More than ever, I have come to recognize this truth: When it comes to faith, action is better than assent. We can believe in something, but until we rest the weight of our lives on it, our belief lacks meaning. Many of us have seen or heard the illustration about faith involving a chair. You can look at a chair and see that it is well constructed, sturdy and stylish. You can admire it. You can even say that you would sit in it. But you have not demonstrated faith in the chair until you actually place the weight of your body on it. Assenting to something intellectually is not the same as staking your life on it.
In his book Evangelism, J. Mack Stiles tells the story of hearing a Pulitzer Prize winning historian lecture in a large auditorium. The room was packed. Suddenly, in the middle of his lecture, the fire alarm sounded. It was deafening and accompanied by blinking strobe lights. The speaker froze. No one knew what to do, and no one took charge. Eventually, people started chatting in their seats as they waited for the alarm to go off. It crossed Stiles’s mind that there might actually be a fire, but he dismissed the thought. Typically, alarms just need to be reset. Besides, no one else seemed concerned…except for one man. One man quietly stood up, gathered his things, and exited the building. Stiles writes:
If this is a parable of true conversion, there was only one convert in the room, only one true believer; the rest of us were stuck in our rationalization. Some might have thought there was a fire, but they didn’t really believe it enough to walk out.

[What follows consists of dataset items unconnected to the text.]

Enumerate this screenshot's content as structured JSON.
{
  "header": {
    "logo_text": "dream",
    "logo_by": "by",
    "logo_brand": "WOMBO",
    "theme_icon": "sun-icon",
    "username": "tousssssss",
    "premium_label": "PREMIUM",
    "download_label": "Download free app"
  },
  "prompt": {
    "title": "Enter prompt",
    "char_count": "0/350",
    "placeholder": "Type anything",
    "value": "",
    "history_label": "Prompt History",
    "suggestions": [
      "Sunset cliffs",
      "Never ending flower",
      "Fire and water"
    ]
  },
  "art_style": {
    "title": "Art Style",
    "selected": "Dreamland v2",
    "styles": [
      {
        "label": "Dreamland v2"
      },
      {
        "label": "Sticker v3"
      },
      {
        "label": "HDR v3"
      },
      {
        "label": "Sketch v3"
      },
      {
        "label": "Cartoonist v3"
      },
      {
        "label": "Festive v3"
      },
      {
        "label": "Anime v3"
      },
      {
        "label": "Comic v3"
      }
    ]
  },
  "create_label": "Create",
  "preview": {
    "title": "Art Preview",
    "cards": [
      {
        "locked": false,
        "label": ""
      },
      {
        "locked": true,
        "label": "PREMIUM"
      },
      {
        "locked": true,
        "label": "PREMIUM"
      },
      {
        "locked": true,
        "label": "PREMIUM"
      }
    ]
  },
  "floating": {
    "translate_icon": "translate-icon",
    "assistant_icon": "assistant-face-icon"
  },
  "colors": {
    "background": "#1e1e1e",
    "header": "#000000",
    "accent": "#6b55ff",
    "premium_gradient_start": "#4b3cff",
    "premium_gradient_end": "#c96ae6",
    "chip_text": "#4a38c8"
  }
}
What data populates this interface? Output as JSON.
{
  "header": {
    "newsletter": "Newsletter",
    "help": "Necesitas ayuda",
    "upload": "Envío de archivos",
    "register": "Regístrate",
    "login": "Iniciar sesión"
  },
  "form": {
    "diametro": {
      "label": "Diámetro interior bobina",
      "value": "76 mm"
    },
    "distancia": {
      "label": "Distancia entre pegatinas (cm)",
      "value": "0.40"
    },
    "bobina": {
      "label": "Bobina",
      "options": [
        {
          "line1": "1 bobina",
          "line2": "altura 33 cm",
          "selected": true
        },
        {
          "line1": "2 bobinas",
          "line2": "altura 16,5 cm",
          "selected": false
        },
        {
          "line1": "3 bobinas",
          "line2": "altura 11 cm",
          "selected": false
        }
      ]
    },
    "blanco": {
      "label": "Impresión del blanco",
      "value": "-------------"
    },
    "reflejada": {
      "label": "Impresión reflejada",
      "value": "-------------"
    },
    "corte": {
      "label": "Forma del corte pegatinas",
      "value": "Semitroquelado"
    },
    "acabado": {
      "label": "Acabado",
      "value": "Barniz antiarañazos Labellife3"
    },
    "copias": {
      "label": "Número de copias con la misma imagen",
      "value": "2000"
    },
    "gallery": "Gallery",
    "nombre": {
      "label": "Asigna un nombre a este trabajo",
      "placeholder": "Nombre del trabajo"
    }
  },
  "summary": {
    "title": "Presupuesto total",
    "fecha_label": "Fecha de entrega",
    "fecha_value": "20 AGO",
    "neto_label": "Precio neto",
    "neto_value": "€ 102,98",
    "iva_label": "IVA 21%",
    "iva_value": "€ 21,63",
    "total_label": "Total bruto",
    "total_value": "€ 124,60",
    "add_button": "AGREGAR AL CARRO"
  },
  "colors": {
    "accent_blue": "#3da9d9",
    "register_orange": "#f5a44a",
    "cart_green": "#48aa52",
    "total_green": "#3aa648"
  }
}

When we truly believe something, we act on that faith. It changes us. In Hebrews 11 we see this action. Abel offers God his very best. Enoch evaporates without experiencing death. Noah builds an ark before rain exists. Abraham travels like a nomad. Sarah gives birth against all odds. Verses 21-22 say, “Was not Abraham our father justified by works when he offered up his son Isaac on the altar? You see that faith was active along with his works, and faith was completed by his works.” No wonder James 2:17 tells us that faith without works is dead.
Faith is a series of choices and actions that express our trust in God. In the words of Tim Keller, “Faith is not primarily a function of how you feel. Faith is living out, trusting, and believing what truth is despite what you feel.” Thus, a life of faith is one that continues pressing in when things are challenging. It’s a life that hangs on to God’s promises in the face of hopelessness. It’s a life that finds rest in “the assurance of things hoped for, the conviction of things not seen” (Hebrews 11:1).